Dear Marketers and Data Scientists,

I get it. Our lives are changing rapidly and it’s making understanding individuals more complicated than ever.

Change has never happened at a faster pace.

So as our culture and everyday lifestyles, preferences and spending styles evolve, how can marketers keep up? Data. Yes. It sounds like the easy answer. But not just any type of data can help marketers keep their finger on the pulse of their audience; it must be predictive.

What is predictive analytics? The industry definition is “predictive analytics is the use of data, statistical algorithms and machine learning techniques to identify the likelihood of future outcomes based on historical and present-day data. The goal is to go beyond knowing what has happened to provide a best assessment of what will happen in the future.”

By tapping into the power of predictive data, marketers and data scientists have the ability to not only keep pace withbut also stay in front of their audience’s wants and needs (not to mention the competition). But predictive analytics is a broad term on its own. Let’s double-click specifically into what marketers and data scientists like you should be looking for when on the hunt for fresh data that reflects the modern consumer.

To guide you through the journey of selecting the best (and most predictive data) to leverage as the anchor for your omnichannel marketing strategies, I’m sharing a checklist of the attributes that you should consider table stakes.

    • Relevant – First of all, is the data you’re evaluating reflective of today’s modern consumers? Personally, I have seen other data providers still offering audience attributes to denote if someone prefers to use the Yellow Pages. Talk about a throwback. At AnalyticsIQ, we conduct our own proprietary research led by a team of cognitive psychologists. Our research reflects today’s consumers, from streaming habits to using buy-now-pay-later services to whether or not they prefer Uber-ing around town. It’s the type of data that really helps marketers and data scientists understand the actions, attitudes, and motivations behind an individual’s way of life – and how they may interact with your brand.
    • Detailed – Once you dig into the data, you may find that some companies provide binary data points – basically a simple yes or no flag. For example, does an individual prefer to use coupons? Yes or no. The better, more flexible approach is to leverage data that has been modeled and package as to highlight the predictiveness of a data point. For example, instead of saying yes or no as to whether a consumer utilizes coupons, a better approach would be to have a scale of 1 to 7 so you can identify those coupon-fanatics (a 7) vs someone who may be open to using one (a 3) or someone who has zero interest (a 1). With this type of data, now you’ve given yourself the gift of turning the dial up and down on your segmentation and analytics strategies.
    • Scalable – There are a number of data sources that you may find incredibly interesting on your data journey. But are those insights only available on a portion of the population, like your social media audience for example?

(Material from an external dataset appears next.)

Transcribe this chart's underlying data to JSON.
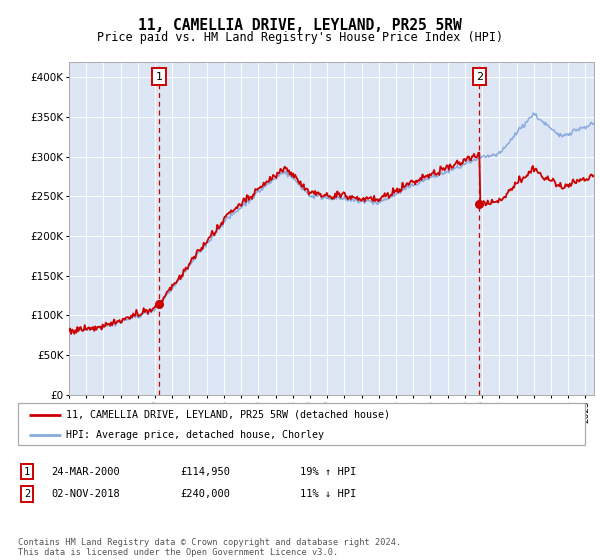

By leveraging a national data source, you can not only link the predictive data to your first party data, but you can see and tap into a broader view of prospects who fall outside of your CRM who you hope to capture as customers, as well.
    • Predictive – Predictive data must be backed up by just that – more data. To prove that data is actually predictive, ensure that your data partner conducts multiple validation tests. By back testing data, you can apply a predictive model to historical data to determine its accuracy.
    • Privacy compliant & future proof – Over the past years, the world has seen a number of privacy regulations fall into place from GDPR in the EU to CCPA in California. There are a number of additional proposed regulations and industry changes (like Google’s third-party cookie deprecation) that are pushing marketers to evolve their data-driven strategies. It is key to choose a partner that not only meets today’s guidelines but is planning for potential future privacy shifts, too.

If you’re looking to calm the storm of consumer changes and root your marketing, advertising, and data strategies in data you can trust, then a predictive data partner may be just what you, your team, and your organization need.